Les écailles du ciel : les désillusions d’une indépendance

Dans Les écailles du ciel, l’écrivain franco-guinéen, Tierno Monénembo, retrace le parcours mouvementé, à la fin des années 50, du jeune Samba qui passe du statut de boy d’une famille d’expatriés français à celui de militant pour le parti de l’indépendance avant de participer à la dictature. Le livre a reçu le Grand Prix littéraire d’Afrique Noire en 1986.

Le désenchantement politique, la folie, la condition des laissés-pour-compte sont, entre autres, les thèmes de prédilection de l’écrivain franco-guinéen, Tierno Monénembo. Sept années après la parution de son premier roman, Les crapauds-brousse (1979), l’auteur reste dans la même dynamique avec Les écailles du ciel. Grand Prix littéraire d’Afrique noire, ce roman présente l’histoire de l’indépendance d’un pays imaginaire, Leydi Bondhi (terre maudite), et surtout, la vie tumultueuse du jeune Cousin Samba. Maudit dès sa naissance, il participe avec les gens de son village (Kolisoko) à la guerre contre la colonisation et les Blancs qui les dirigeaient.
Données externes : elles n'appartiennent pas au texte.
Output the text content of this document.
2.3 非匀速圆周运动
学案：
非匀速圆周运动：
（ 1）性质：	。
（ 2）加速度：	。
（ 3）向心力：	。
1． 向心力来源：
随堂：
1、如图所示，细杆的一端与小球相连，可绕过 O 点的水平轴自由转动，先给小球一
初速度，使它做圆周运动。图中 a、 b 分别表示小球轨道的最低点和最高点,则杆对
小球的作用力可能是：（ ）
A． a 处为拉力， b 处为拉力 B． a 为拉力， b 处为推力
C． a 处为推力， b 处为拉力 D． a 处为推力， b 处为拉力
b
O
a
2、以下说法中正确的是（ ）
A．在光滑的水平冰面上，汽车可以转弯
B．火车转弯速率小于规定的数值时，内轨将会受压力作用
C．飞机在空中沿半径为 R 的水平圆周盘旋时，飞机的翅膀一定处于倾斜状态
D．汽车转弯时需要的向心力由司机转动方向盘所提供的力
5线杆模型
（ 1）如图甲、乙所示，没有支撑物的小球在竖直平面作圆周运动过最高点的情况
Ayant perdu la guerre, Samba et ses camarades subiront les affres de la colonisation: des décisions unilatérales à respecter sans se poser de questions; la construction d’écoles où il faut y envoyer les enfants; la culture de l’hévéa au détriment du manioc. Les villageois se voient dénier le droit de revendication. Mécontent, Samba manifeste. Il est chassé de son village et recueilli par une prostituée, Oumou Thiaga. Employé comme boy dans une famille européenne, il est emprisonné une première fois après la mort de sa patronne.

Devenu coiffeur, il est ensuite mêlé au mouvement d’émancipation de son pays et devient, malgré lui, un militant connu du parti de l’indépendance avec les quatre leaders N’Dourou Wembidô, Bandiougou, Sana et Foromo. Une fois l’indépendance obtenue, N’Dourou Wembidô règne sans partage, instaure une dictature, et maltraite ses amis d’hier. Samba se retrouve, une seconde fois, en prison… A travers son roman “Les écailles du ciel”, Tierno Monénembo fait le procès des indépendances en Afrique, principalement en Guinée-Conakry (confiscation des libertés, la violence, la dictature, etc.). Face à tous ces problèmes, les intellectuels africains (docteurs, ingénieurs, écrivains), de l’avis de l’auteur, sont restés indifférents et insensibles aux souffrances de leurs peuples en étant les complices des dirigeants africains: “Eux, qui auraient dû être la solution, ils ne l’étaient en rien, c’était plutôt eux, le problème à la lumière de la vérité”.

La souffrance de Samba, tout au long du livre, est assez illustrative de cette assertion de l’écrivain guinéen. Samba trouvera ainsi la mort à la fin de son périple, et donc du roman. Tierno Monénembo, de son vrai nom Thierno Saïdou Diallo, est né le 21 juillet 1947 à Porédaka en Guinée. Après avoir fui la Guinée sous le règne “sanguinaire” de Sékou Touré, il rejoint la France en 1973 afin de poursuivre ses études. Il est nommé docteur ès sciences après avoir présenté une thèse en biochimie à l’Université de Lyon.
Il enseignera par la suite au Maroc et en Algérie.

Il reçoit le Prix Renaudot pour son roman Le Roi de Kahel (2008). Depuis 2007, il est Visiting Professor à Middlebury College, au Vermont (Etats-Unis).
Il est, entre autres, l’auteur de Un rêve utile (1992), Un attiéké pour Elgass (1993), Pelourinho (1995), Cinéma (1997) et L’Aîné des orphelins (2000), qui s’inspire du génocide rwandais, et Le terroriste noir (2012).